Modular external fixator

The versatility of a modular external fixator is an advantage in the management of children’s fractures and can accommodate age specific variations in fracture biology and anatomy.

An external fixator may be used for definitive management of forearm fractures in children due to the short healing time.

Practical considerations are illustrated in detail in the Basic technique for application of modular external fixator in children.

Specific considerations for the forearm shaft are given below. The procedure illustrates the application of an external fixator in a plastic deformity with osteotomy. The treatment of complete fractures follows identical principles.

Other types of external fixator

Alterative configurations are available and include monolateral or ring systems.

Disadvantages of these systems in children include:

  • Fixed distance of pin insertion defined by the clamp
  • Excessively stiff construct
Pin size in forearm fractures

External fixation is suitable for all ages, but the pin diameter must be appropriate to the size of the bone.

Pins with a thread diameter of 2.5-4.0 mm are suitable for forearm fractures and should be about 1/3 of the bone diameter.

Sequence of pin insertion

Determined by:

  • Fracture morphology
  • Personal preference
Safe zones for pin placement

The forearm anatomy is complex due to the presence of three major neurovascular bundles. Pin placement should avoid these structures.

Read more about Safe zones for pin placement in the ulna .

3. Osteotomy and overcorrection in bowing and greenstick injuries

In a bowing injury the osteotomy should be at the level of the proximal ulna even if the apex is in the midshaft. Greenstick fractures should be overcorrected at the level of the fracture.

The osteotomy should involve approximately 2/3 of the ulnar diameter.

The landmark for osteotomy is the distal end of the radial tuberosity.

This preserves the attachment of the interosseous membrane to the radius, and the reduction force can be transmitted to the radial head.

4. Patient preparation

This procedure is normally performed with the patient in a supine position .

5. Frame construction on the ulna

Proximal pin insertion

Insert the proximal ulnar pins through the subcutaneous cortex of the posterior border of the ulna between the extensor and flexor muscle masses.

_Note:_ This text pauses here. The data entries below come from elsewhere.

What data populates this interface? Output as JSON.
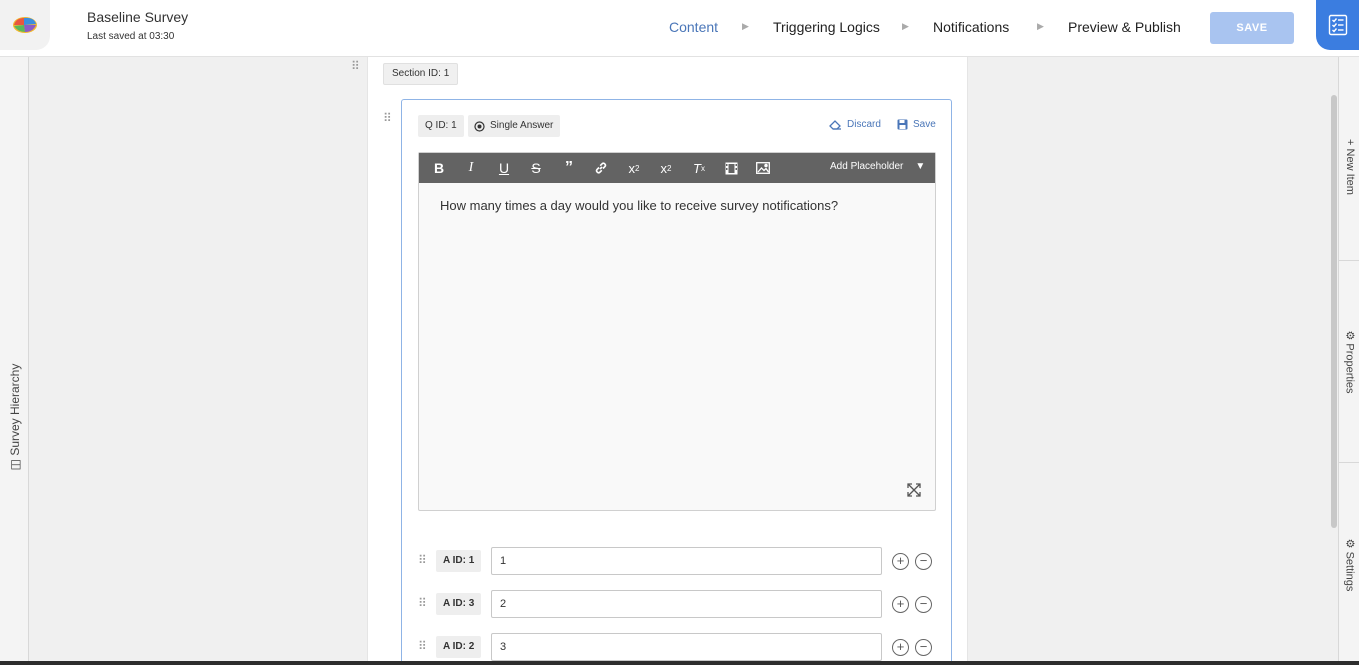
{
  "header": {
    "survey_title": "Baseline Survey",
    "last_saved": "Last saved at 03:30",
    "steps": [
      {
        "label": "Content",
        "active": true
      },
      {
        "label": "Triggering Logics",
        "active": false
      },
      {
        "label": "Notifications",
        "active": false
      },
      {
        "label": "Preview & Publish",
        "active": false
      }
    ],
    "save_label": "SAVE",
    "logo_icon": "brain-logo-icon",
    "corner_icon": "checklist-icon"
  },
  "left_rail": {
    "label": "Survey Hierarchy"
  },
  "right_rail": {
    "items": [
      {
        "label": "New Item",
        "icon": "plus-icon"
      },
      {
        "label": "Properties",
        "icon": "gear-icon"
      },
      {
        "label": "Settings",
        "icon": "gear-icon"
      }
    ]
  },
  "section": {
    "id_label": "Section ID: 1"
  },
  "question": {
    "id_label": "Q ID: 1",
    "type_label": "Single Answer",
    "discard_label": "Discard",
    "save_label": "Save",
    "toolbar": {
      "buttons": [
        "bold-icon",
        "italic-icon",
        "underline-icon",
        "strikethrough-icon",
        "quote-icon",
        "link-icon",
        "subscript-icon",
        "superscript-icon",
        "clear-format-icon",
        "video-icon",
        "image-icon"
      ],
      "placeholder_label": "Add Placeholder"
    },
    "text": "How many times a day would you like to receive survey notifications?"
  },
  "answers": [
    {
      "id_label": "A ID: 1",
      "value": "1"
    },
    {
      "id_label": "A ID: 3",
      "value": "2"
    },
    {
      "id_label": "A ID: 2",
      "value": "3"
    }
  ],
  "colors": {
    "accent": "#4a76b8",
    "save_disabled": "#a9c4f0",
    "corner": "#3b7de0",
    "toolbar": "#636363"
  }
}
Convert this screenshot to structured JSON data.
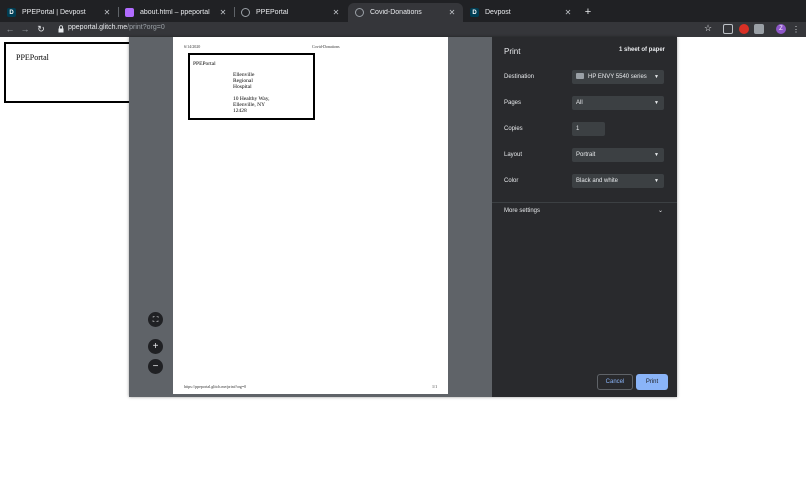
{
  "tabs": [
    {
      "title": "PPEPortal | Devpost",
      "favicon": "D",
      "active": false
    },
    {
      "title": "about.html – ppeportal",
      "favicon": "glitch",
      "active": false
    },
    {
      "title": "PPEPortal",
      "favicon": "globe",
      "active": false
    },
    {
      "title": "Covid-Donations",
      "favicon": "globe",
      "active": true
    },
    {
      "title": "Devpost",
      "favicon": "D",
      "active": false
    }
  ],
  "toolbar": {
    "url_host": "ppeportal.glitch.me",
    "url_path": "/print?org=0",
    "avatar_letter": "Z"
  },
  "page": {
    "brand": "PPEPortal"
  },
  "preview": {
    "header_date": "6/14/2020",
    "header_title": "Covid-Donations",
    "brand": "PPEPortal",
    "address_name": [
      "Ellenville",
      "Regional",
      "Hospital"
    ],
    "address_street": [
      "10 Healthy Way,",
      "Ellenville, NY",
      "12428"
    ],
    "footer_url": "https://ppeportal.glitch.me/print?org=0",
    "footer_page": "1/1"
  },
  "print": {
    "title": "Print",
    "sheets": "1 sheet of paper",
    "destination_label": "Destination",
    "destination_value": "HP ENVY 5540 series",
    "pages_label": "Pages",
    "pages_value": "All",
    "copies_label": "Copies",
    "copies_value": "1",
    "layout_label": "Layout",
    "layout_value": "Portrait",
    "color_label": "Color",
    "color_value": "Black and white",
    "more_settings": "More settings",
    "cancel": "Cancel",
    "print": "Print"
  },
  "colors": {
    "accent": "#8ab4f8",
    "dialog_bg": "#292a2d",
    "preview_bg": "#5f6368"
  }
}
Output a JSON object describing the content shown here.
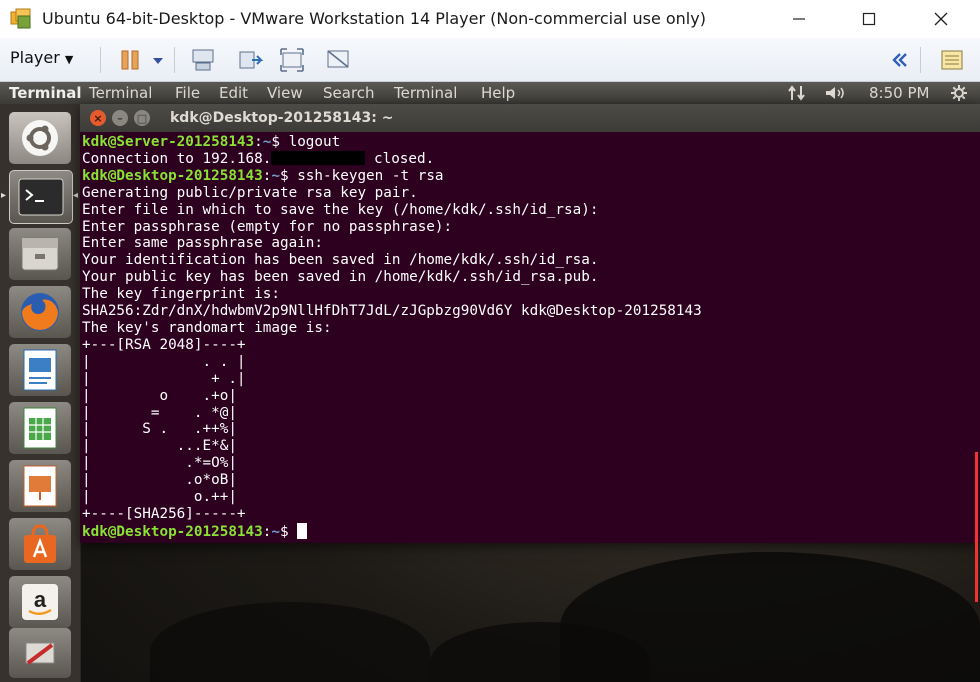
{
  "window": {
    "title": "Ubuntu 64-bit-Desktop - VMware Workstation 14 Player (Non-commercial use only)",
    "minimize_icon": "minimize-icon",
    "maximize_icon": "maximize-icon",
    "close_icon": "close-icon"
  },
  "vm_toolbar": {
    "player_menu_label": "Player",
    "icons": [
      "pause-icon",
      "dropdown-icon",
      "send-ctrl-alt-del-icon",
      "removable-devices-icon",
      "fullscreen-icon",
      "unity-icon",
      "collapse-icon",
      "library-icon"
    ]
  },
  "top_panel": {
    "app_name": "Terminal",
    "menus": [
      "Terminal",
      "File",
      "Edit",
      "View",
      "Search",
      "Terminal",
      "Help"
    ],
    "time": "8:50 PM"
  },
  "launcher": {
    "items": [
      "ubuntu-dash",
      "terminal",
      "files",
      "firefox",
      "libreoffice-writer",
      "libreoffice-calc",
      "libreoffice-impress",
      "ubuntu-software",
      "amazon",
      "system-settings"
    ]
  },
  "terminal": {
    "title": "kdk@Desktop-201258143: ~",
    "lines": [
      {
        "kind": "prompt",
        "user": "kdk@Server-201258143",
        "path": "~",
        "cmd": " logout"
      },
      {
        "kind": "redacted",
        "before": "Connection to 192.168.",
        "after": " closed."
      },
      {
        "kind": "prompt",
        "user": "kdk@Desktop-201258143",
        "path": "~",
        "cmd": " ssh-keygen -t rsa"
      },
      {
        "kind": "text",
        "text": "Generating public/private rsa key pair."
      },
      {
        "kind": "text",
        "text": "Enter file in which to save the key (/home/kdk/.ssh/id_rsa):"
      },
      {
        "kind": "text",
        "text": "Enter passphrase (empty for no passphrase):"
      },
      {
        "kind": "text",
        "text": "Enter same passphrase again:"
      },
      {
        "kind": "text",
        "text": "Your identification has been saved in /home/kdk/.ssh/id_rsa."
      },
      {
        "kind": "text",
        "text": "Your public key has been saved in /home/kdk/.ssh/id_rsa.pub."
      },
      {
        "kind": "text",
        "text": "The key fingerprint is:"
      },
      {
        "kind": "text",
        "text": "SHA256:Zdr/dnX/hdwbmV2p9NllHfDhT7JdL/zJGpbzg90Vd6Y kdk@Desktop-201258143"
      },
      {
        "kind": "text",
        "text": "The key's randomart image is:"
      },
      {
        "kind": "text",
        "text": "+---[RSA 2048]----+"
      },
      {
        "kind": "text",
        "text": "|             . . |"
      },
      {
        "kind": "text",
        "text": "|              + .|"
      },
      {
        "kind": "text",
        "text": "|        o    .+o|"
      },
      {
        "kind": "text",
        "text": "|       =    . *@|"
      },
      {
        "kind": "text",
        "text": "|      S .   .++%|"
      },
      {
        "kind": "text",
        "text": "|          ...E*&|"
      },
      {
        "kind": "text",
        "text": "|           .*=O%|"
      },
      {
        "kind": "text",
        "text": "|           .o*oB|"
      },
      {
        "kind": "text",
        "text": "|            o.++|"
      },
      {
        "kind": "text",
        "text": "+----[SHA256]-----+"
      },
      {
        "kind": "prompt_cursor",
        "user": "kdk@Desktop-201258143",
        "path": "~",
        "cmd": " "
      }
    ]
  },
  "colors": {
    "terminal_bg": "#2c001e",
    "prompt_green": "#8ae234",
    "path_blue": "#729fcf",
    "vm_toolbar_accent": "#e8a35a"
  }
}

Make an 8-10 mm skin incision over the site of pin insertion.

Use an artery clip for blunt dissection down to the bone, protecting important anatomical structures.

The posterior border of the ulna is subcutaneous and offers the best access.

Insert the pin in the near cortex and through the center of the bone into the far cortex.

Take care not to advance the tip of the pin beyond the far cortex to avoid damage to neurovascular structures.

Pins should not be placed closer than 1 cm to the physis.

Distal pin insertion

Safe access to the subcutaneous dorsomedial cortex is improved with the elbow flexed and the forearm in mid-supination.

Make an 8-10 mm skin incision over the site of pin insertion.

Use an artery clip for blunt dissection down to the bone, protecting important anatomical structures.

Insert the distal ulnar pins from dorsomedially between the extensor carpi ulnaris and flexor carpi ulnaris.

As the distal ulna in children has a small diameter, oblique pin placement improves bony contact.

Pins should not be placed within 1 cm of the physis.

Completion of osteotomy

Complete the osteotomy before applying the rods to the pins. Use a retractor to protect the soft tissues on the far cortex.

Reduction of ulnar fracture and radial head

Manually reduce the ulnar fracture using the unlinked pin blocks as handles. Some overcorrection may be helpful if the radial head does not reduce spontaneously. Loose application of the connecting rod facilitates final tightening.

6. Assessing the radial head position

Reduction of radial head

Closed stable reduction of the radial head is usually possible once the ulna has been aligned.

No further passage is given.